Min Ho, Başörtülü kızı görünce hassasiyet gösterip soruyor:
“Bu uyunu oynamanda sakınca var mı?”
Genç kız dünden razı ve anında cevap veriyor:
“Hayır, sorun yok!”
Veee oyun başlıyor.
Lee Min Ho, beline denk gelecek şekilde bir balonla genç kıza sarılıyor.
Balon patlayana kadar bibirlerine sarılmaya ve balonu patlatmak için basınç ugulamaya devam ediyorlar!!!
Bu oyunun cinsellik çağrıştırması, ahlaki erozyon kısmı başka mesele.
Ama başını inancı gereği örten bir genç kızın,sahneye çıkıp bu oyunu oynaması!!!
Toplumun gözü önünde bambaşka bir kimlik sergilemesi…
işte asıl mesele bu.
***
Bu ülkede başörtüsü yıllarca tartışma konusu oldu.
Yasaklar kondu, mücadeleler verildi.
Üniversite kapılarında genç kızlar ağladı.
“İnancımız gereği başörtüsü takıyoruz, yaşam biçimimiz bu” diyenler, 28 Şubat cuntacılarının gazabına uğradılar!!!
E,şimdi ne oldu?!!!
Baş örtülü bir genç kızımız, taşdığı sorumluğun bile farkına varmadan sahnede bana gör oldukça rezil bir oyun oynadı.
Peki başörtüsü kullanmanın bir sorumluluğu yok mu?
Başı örtmek, o kimliği taşımak, temsil etmek demek değil mi?
O zaman başörtüsüyle sahnede balon patlatma oyunu oynarken kahkahalar atan o genç kız, neyi temsil ediyor?
İslam’ın tesettür anlayışını mı?!!!
Yoksa sahnedeki eğlence kültürünü mü?
Bu ne perhiz, bu ne lahana turşusudur böyle?
Evet, başörtüsü bir tercih olabilir... Ama o tercihin bir ağırlığı da vardır.
Başı örtmek demek, “Ben bu değerlere göre yaşıyorum” demektir.
Bu yüzden o sembolü taşıyan genç kızın balon patlatma oyunu çelişkisi, herkesin gözüne batıyor.

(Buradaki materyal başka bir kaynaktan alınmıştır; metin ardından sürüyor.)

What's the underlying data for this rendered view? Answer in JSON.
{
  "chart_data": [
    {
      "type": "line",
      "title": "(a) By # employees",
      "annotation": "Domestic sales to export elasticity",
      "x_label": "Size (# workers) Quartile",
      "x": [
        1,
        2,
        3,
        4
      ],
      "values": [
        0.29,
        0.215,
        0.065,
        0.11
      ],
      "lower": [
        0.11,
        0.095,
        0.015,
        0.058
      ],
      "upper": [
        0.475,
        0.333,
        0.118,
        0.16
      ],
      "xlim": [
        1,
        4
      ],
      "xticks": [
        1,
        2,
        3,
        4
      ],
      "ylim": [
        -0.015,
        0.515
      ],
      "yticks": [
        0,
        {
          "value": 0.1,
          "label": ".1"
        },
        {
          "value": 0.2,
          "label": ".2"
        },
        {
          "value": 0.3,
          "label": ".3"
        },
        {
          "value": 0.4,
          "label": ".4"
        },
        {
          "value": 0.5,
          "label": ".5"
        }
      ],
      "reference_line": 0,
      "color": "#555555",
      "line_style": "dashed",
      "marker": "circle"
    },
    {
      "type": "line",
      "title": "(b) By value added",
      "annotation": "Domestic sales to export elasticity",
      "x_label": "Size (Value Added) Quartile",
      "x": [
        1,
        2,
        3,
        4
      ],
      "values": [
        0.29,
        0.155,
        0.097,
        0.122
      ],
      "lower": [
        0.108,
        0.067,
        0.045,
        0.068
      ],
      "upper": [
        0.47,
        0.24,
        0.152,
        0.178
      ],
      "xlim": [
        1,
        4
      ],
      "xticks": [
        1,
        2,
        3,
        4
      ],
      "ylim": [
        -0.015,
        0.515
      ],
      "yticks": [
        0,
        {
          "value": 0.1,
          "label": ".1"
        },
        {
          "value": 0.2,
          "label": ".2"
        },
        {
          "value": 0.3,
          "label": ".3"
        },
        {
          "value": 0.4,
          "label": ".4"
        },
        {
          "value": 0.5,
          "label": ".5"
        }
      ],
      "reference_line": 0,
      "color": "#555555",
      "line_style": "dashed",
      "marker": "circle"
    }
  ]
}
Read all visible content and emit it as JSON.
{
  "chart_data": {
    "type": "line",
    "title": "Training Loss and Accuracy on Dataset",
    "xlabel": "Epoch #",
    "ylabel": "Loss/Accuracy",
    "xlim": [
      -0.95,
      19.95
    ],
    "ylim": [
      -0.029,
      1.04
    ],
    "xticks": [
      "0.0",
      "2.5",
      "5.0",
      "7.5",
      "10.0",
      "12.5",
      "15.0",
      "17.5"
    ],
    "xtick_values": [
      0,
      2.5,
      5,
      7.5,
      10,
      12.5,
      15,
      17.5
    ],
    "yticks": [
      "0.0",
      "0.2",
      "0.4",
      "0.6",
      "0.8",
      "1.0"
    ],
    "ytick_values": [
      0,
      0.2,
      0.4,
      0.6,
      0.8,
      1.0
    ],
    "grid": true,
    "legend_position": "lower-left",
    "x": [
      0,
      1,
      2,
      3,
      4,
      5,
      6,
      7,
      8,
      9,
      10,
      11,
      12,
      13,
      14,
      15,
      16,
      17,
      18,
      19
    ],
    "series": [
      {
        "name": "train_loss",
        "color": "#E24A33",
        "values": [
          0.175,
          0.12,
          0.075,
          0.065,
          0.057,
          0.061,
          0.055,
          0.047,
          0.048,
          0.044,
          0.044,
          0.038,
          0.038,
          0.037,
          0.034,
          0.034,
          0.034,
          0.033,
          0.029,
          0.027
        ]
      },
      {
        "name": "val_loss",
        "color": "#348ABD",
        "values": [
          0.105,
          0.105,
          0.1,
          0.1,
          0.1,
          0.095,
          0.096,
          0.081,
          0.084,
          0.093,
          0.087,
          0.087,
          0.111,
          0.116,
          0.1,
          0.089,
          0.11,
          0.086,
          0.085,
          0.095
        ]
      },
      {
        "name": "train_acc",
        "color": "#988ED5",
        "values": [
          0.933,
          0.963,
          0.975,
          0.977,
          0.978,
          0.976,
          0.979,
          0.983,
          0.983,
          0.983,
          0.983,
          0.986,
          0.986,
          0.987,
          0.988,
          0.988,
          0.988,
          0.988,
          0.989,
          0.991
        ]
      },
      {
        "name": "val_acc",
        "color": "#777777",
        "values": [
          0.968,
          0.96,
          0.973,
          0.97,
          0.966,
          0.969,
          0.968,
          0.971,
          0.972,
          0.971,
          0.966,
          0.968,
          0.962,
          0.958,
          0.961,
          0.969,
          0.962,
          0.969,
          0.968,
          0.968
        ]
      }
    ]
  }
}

En azından vicdanı olanların gözüne battı.
Benimse içimi sızlattı.
Başı örtülü olduğu için okuluna alınmayan ablaları, oğlunun yemin törenine alınmayan asker anaları geldi gözümün önüne
İnanç, sadece bir kıyafet meselesi değildir.
Başörtüsü, bir inancı temsil ediyorsa, yaşam biçimi de ona uygun olmalıdır.
Yoksa başörtüsü bir aksesuar olmaktan öteye geçmez.
Son söz:
Başörtüsü bir semboldür.
Ama onu hakkıyla taşıyarak anlam kazanır.
Ya inancını temsil ettiğin gibi yaşarsın, ya da temsil etmeye çalıştığın inancı anlamsızlaştırırsın.